O atual estágio de desenvolvimento da IA ​​provavelmente está nos levando ao limiar de um salto para a dimensão que eu definiria como um autômato cognitivo global generalizado. O autômato não é um análogo do organismo humano, mas a convergência de inúmeros dispositivos gerados por inteligências artificiais dispersas. A evolução da inteligência artificial não conduz à criação de andróides, à simulação perfeita do organismo consciente, mas manifesta-se como a substituição de competências específicas por autômatos pseudocognitivos que se encadeiam, convergindo no autômato cognitivo global. 

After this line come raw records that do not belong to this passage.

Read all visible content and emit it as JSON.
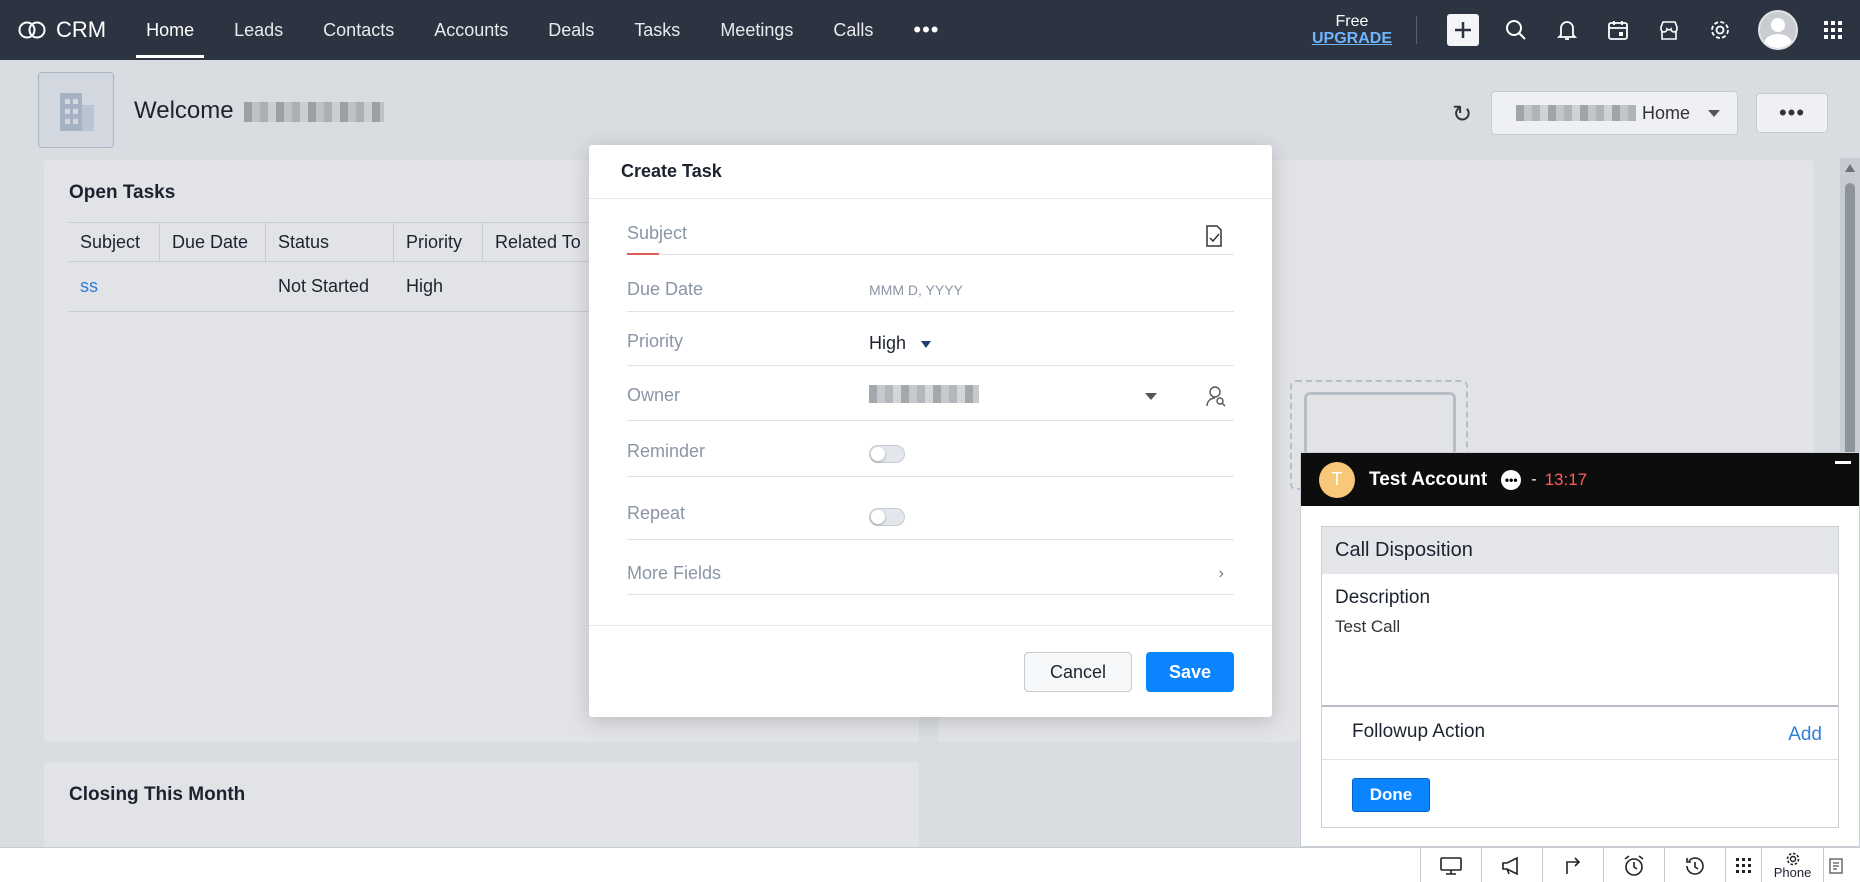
{
  "app": {
    "name": "CRM"
  },
  "nav": {
    "items": [
      {
        "label": "Home",
        "active": true
      },
      {
        "label": "Leads"
      },
      {
        "label": "Contacts"
      },
      {
        "label": "Accounts"
      },
      {
        "label": "Deals"
      },
      {
        "label": "Tasks"
      },
      {
        "label": "Meetings"
      },
      {
        "label": "Calls"
      }
    ],
    "more": "•••"
  },
  "upgrade": {
    "free": "Free",
    "upgrade": "UPGRADE"
  },
  "header": {
    "welcome": "Welcome",
    "home_dropdown": "Home"
  },
  "open_tasks": {
    "title": "Open Tasks",
    "columns": [
      "Subject",
      "Due Date",
      "Status",
      "Priority",
      "Related To"
    ],
    "rows": [
      {
        "subject": "ss",
        "due_date": "",
        "status": "Not Started",
        "priority": "High",
        "related_to": ""
      }
    ]
  },
  "closing": {
    "title": "Closing This Month"
  },
  "modal": {
    "title": "Create Task",
    "subject_label": "Subject",
    "due_date_label": "Due Date",
    "due_date_placeholder": "MMM D, YYYY",
    "priority_label": "Priority",
    "priority_value": "High",
    "owner_label": "Owner",
    "reminder_label": "Reminder",
    "reminder_on": false,
    "repeat_label": "Repeat",
    "repeat_on": false,
    "more_fields_label": "More Fields",
    "cancel": "Cancel",
    "save": "Save"
  },
  "call_panel": {
    "avatar_letter": "T",
    "name": "Test Account",
    "dash": "-",
    "timer": "13:17",
    "disposition_title": "Call Disposition",
    "description_label": "Description",
    "description_value": "Test Call",
    "followup_label": "Followup Action",
    "add_label": "Add",
    "done_label": "Done"
  },
  "bottombar": {
    "phone_label": "Phone"
  },
  "colors": {
    "topbar": "#2d3441",
    "accent": "#0a84ff",
    "link": "#2f7fd8",
    "timer": "#ff5c5c"
  }
}
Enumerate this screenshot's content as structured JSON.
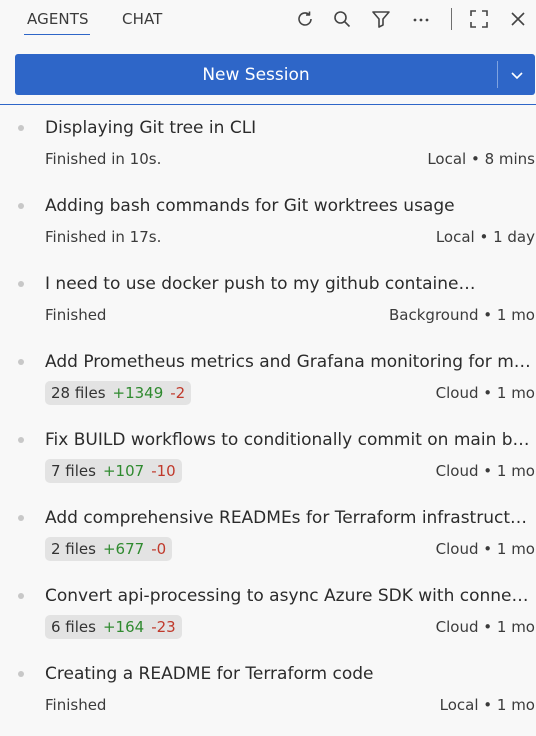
{
  "tabs": {
    "agents": "AGENTS",
    "chat": "CHAT"
  },
  "toolbar": {
    "icons": [
      "refresh-icon",
      "search-icon",
      "filter-icon",
      "more-icon",
      "maximize-icon",
      "close-icon"
    ]
  },
  "new_session": {
    "label": "New Session"
  },
  "colors": {
    "accent": "#2e66c8",
    "added": "#2f8a2f",
    "removed": "#c0392b"
  },
  "sessions": [
    {
      "title": "Displaying Git tree in CLI",
      "status": "Finished in 10s.",
      "meta": "Local • 8 mins"
    },
    {
      "title": "Adding bash commands for Git worktrees usage",
      "status": "Finished in 17s.",
      "meta": "Local • 1 day"
    },
    {
      "title": "I need to use docker push to my github containe…",
      "status": "Finished",
      "meta": "Background • 1 mo"
    },
    {
      "title": "Add Prometheus metrics and Grafana monitoring for m…",
      "files": "28 files",
      "added": "+1349",
      "removed": "-2",
      "meta": "Cloud • 1 mo"
    },
    {
      "title": "Fix BUILD workflows to conditionally commit on main b…",
      "files": "7 files",
      "added": "+107",
      "removed": "-10",
      "meta": "Cloud • 1 mo"
    },
    {
      "title": "Add comprehensive READMEs for Terraform infrastruct…",
      "files": "2 files",
      "added": "+677",
      "removed": "-0",
      "meta": "Cloud • 1 mo"
    },
    {
      "title": "Convert api-processing to async Azure SDK with conne…",
      "files": "6 files",
      "added": "+164",
      "removed": "-23",
      "meta": "Cloud • 1 mo"
    },
    {
      "title": "Creating a README for Terraform code",
      "status": "Finished",
      "meta": "Local • 1 mo"
    }
  ]
}
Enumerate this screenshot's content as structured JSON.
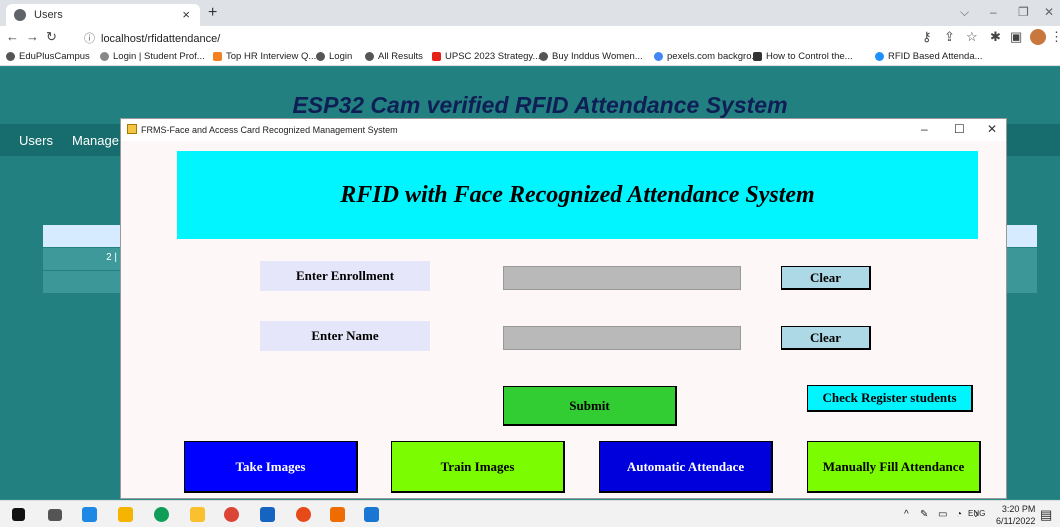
{
  "browser": {
    "tab_title": "Users",
    "tab_close": "×",
    "new_tab": "+",
    "url": "localhost/rfidattendance/",
    "bookmarks": [
      "EduPlusCampus",
      "Login | Student Prof...",
      "Top HR Interview Q...",
      "Login",
      "All Results",
      "UPSC 2023 Strategy...",
      "Buy Inddus Women...",
      "pexels.com backgro...",
      "How to Control the...",
      "RFID Based Attenda..."
    ]
  },
  "webpage": {
    "title": "ESP32 Cam verified RFID Attendance System",
    "nav_users": "Users",
    "nav_manage": "Manage U",
    "row_value": "2 |"
  },
  "app_window": {
    "title": "FRMS-Face and Access Card Recognized Management System",
    "minimize": "–",
    "maximize": "☐",
    "close": "✕",
    "banner": "RFID with Face Recognized Attendance System",
    "enrollment_label": "Enter Enrollment",
    "name_label": "Enter Name",
    "clear_label": "Clear",
    "submit_label": "Submit",
    "check_register_label": "Check Register students",
    "take_images_label": "Take Images",
    "train_images_label": "Train Images",
    "automatic_attendance_label": "Automatic Attendace",
    "manual_attendance_label": "Manually Fill Attendance",
    "enrollment_value": "",
    "name_value": ""
  },
  "colors": {
    "banner_bg": "#00f5ff",
    "take_images_bg": "#0000ff",
    "train_images_bg": "#7cfc00",
    "automatic_bg": "#0000dd",
    "manual_bg": "#7cfc00",
    "submit_bg": "#32cd32",
    "clear_bg": "#add8e6"
  },
  "taskbar": {
    "tray_lang": "ENG",
    "time": "3:20 PM",
    "date": "6/11/2022"
  }
}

Em 28 de março de 2023, Elon Musk, Steve Wozniak, seguido por mais de mil altos funcionários do complexo de alta tecnologia, incluindo Evan Sharp do Pinterest e Chris Larson da empresa de criptomoedas Ripple assinaram uma carta propondo uma moratória na pesquisa no campo da IA ​​aberta: "Os sistemas de IA estão se tornando competitivos com os humanos na busca de propósitos gerais e devemos nos perguntar se devemos permitir que as máquinas invadam nossos canais de notícias com propagandas e falsidades. Devemos permitir que todas as atividades de trabalho sejam automatizadas, incluindo as gratificantes? Devemos desenvolver mentes não humanas que possam nos superar em número e eficácia, de modo a nos tornar obsoletos e nos substituir? Devemos arriscar perder o controle sobre nossa civilização? Essas decisões não podem ser delegadas a líderes de tecnologia não eleitos. Esses poderosos sistemas de IA só devem se desenvolver quando estivermos confiantes de que seus efeitos serão positivos e seus riscos serão gerenciáveis. Portanto, pedimos a todos os laboratórios de IA que suspendam imediatamente o treinamento de sistemas de IA mais poderosos que o GPT-4 por pelo menos seis meses. Essa interrupção deve ser pública e verificável e deve incluir todos os principais participantes. Se tal pausa não for implementada, os governos devem assumir a liderança na imposição de uma moratória”.

Então, no início de maio de 2023, surgiram notícias de que Geoffrey Hinton, um dos primeiros criadores de redes neurais, havia decidido deixar o Google para poder falar abertamente sobre os perigos implícitos na inteligência artificial: "Alguns dos perigos dos chatbots de IA são bastante assustadores", disse Hinton à BBC, porque eles podem se tornar mais inteligentes que os humanos e podem ser usados ​​por agentes maliciosos. Além de prever a possibilidade de manipulação de informações, o que preocupa Hinton é “o risco existencial que surgirá quando esses programas forem mais inteligentes do que nós [...]. Cheguei à conclusão de que o tipo de inteligência que estamos desenvolvendo é muito diferente da inteligência que temos [...], como se encontrar com 10.000 pessoas diferentes e sempre que uma dessas pessoas aprende algo, todos os outros sabem automaticamente sobre isso".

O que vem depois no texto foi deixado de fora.